The incoming Cleveland State freshman, joined by his parents and girlfriend, attended Tennessee's "Meet Your Seats" event at Neyland on Wednesday.
Fans who already purchased season tickets could locate their spots. Those in the market could browse remaining options. New buyers like Blake Gentry were treated to a tour of the UT locker room after their purchases were complete.
"I do work pretty hard for my money," he said. "But Tennessee football, that's what I live for. And that's what I'll put my money toward any day. I see a lot of good things coming out of this team. Maybe not this coming year, but next year for sure."
He's not alone.
As of Wednesday, Tennessee had sold about 59,000 football season tickets, senior associate athletic director for external operations Chris Fuller told the News Sentinel.
Fuller expects to pass the 60,000 mark before the Vols kick off against Utah State at Neyland on Aug. 31.
UT hasn't sold 60,000 season tickets since it sold 63,362 in 2011, according to records Fuller provided to the News Sentinel.
"That still leaves us considerably below our high-water point," Fuller said. "But it really is a testament to how strong people feel about Coach (Butch) Jones and his staff. I think they've gotten really fired up about our recruiting efforts. I think it's also a testament to people on staff here."
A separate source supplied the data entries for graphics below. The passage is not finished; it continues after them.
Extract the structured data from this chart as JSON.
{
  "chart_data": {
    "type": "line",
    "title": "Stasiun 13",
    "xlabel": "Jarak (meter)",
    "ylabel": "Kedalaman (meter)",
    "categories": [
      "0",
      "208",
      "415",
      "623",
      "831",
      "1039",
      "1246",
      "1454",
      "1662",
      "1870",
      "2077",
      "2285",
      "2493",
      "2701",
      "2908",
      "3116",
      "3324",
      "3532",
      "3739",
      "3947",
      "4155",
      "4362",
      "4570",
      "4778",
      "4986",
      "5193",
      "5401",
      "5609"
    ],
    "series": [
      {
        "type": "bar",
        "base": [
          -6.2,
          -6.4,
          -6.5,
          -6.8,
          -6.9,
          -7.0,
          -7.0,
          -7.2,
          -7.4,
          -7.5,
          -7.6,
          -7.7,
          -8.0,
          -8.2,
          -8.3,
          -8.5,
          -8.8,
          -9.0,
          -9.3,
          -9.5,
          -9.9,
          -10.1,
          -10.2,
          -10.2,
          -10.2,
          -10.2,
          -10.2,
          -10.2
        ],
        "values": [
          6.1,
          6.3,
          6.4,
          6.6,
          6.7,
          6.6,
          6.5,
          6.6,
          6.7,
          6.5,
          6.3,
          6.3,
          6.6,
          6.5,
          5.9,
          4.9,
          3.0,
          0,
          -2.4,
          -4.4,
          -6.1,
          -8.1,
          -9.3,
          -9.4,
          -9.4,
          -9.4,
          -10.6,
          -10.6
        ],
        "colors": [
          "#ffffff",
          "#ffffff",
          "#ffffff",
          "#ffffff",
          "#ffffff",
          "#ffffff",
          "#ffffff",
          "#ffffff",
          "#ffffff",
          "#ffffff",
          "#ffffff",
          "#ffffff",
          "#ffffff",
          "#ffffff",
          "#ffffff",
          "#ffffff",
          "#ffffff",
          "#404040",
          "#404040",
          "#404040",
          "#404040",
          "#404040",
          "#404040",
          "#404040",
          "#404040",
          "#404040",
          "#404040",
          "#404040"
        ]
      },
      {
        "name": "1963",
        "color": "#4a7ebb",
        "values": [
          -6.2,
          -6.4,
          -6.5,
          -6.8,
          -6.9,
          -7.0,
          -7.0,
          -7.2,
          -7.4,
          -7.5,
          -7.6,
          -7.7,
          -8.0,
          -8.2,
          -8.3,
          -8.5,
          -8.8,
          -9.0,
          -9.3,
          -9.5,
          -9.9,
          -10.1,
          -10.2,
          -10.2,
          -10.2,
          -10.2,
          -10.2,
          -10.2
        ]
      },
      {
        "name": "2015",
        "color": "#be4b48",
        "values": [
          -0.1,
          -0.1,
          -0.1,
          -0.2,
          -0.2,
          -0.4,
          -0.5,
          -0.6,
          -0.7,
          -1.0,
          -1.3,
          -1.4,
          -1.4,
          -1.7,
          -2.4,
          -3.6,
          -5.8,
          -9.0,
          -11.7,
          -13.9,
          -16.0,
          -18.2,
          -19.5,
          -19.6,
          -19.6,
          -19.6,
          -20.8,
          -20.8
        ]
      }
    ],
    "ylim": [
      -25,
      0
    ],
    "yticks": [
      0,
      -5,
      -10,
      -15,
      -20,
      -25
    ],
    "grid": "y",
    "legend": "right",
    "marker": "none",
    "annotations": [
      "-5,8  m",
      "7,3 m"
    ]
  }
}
Fuller said UT's record-high for season tickets sold surpassed 76,000 in the early 2000s, before seating in Neyland shifted to add more premium options.
The Vols' recent lack of success on the field caused a drastic slide.
Season ticket sales dipped below 70,000 in 2009. They fell below 60,000 in 2012. Last year UT sold 57,499.
While 2014 sales are not yet finalized, UT has already snapped a downward trend that dates back to 2005.
Fuller also has seen progress in the sale of premium seating. He said skyboxes sold out sooner this year than last. His records show UT has already sold 101 more terrace seats and 22 more club seats than it did last year.
"The excitement is there," said Blake Johnson, the Tennessee Fund senior director of development, who helped Blake Gentry buy tickets Wednesday. "People recognize. They look back at last year's big wins or the almost-wins and see the progress. If you ask any of us that have been around here a while, there's a different feeling around here."
Blake Gentry says he feels it. It's why he plans to renew.
"I'll definitely keep holding on to these seats," he said. "That's for sure."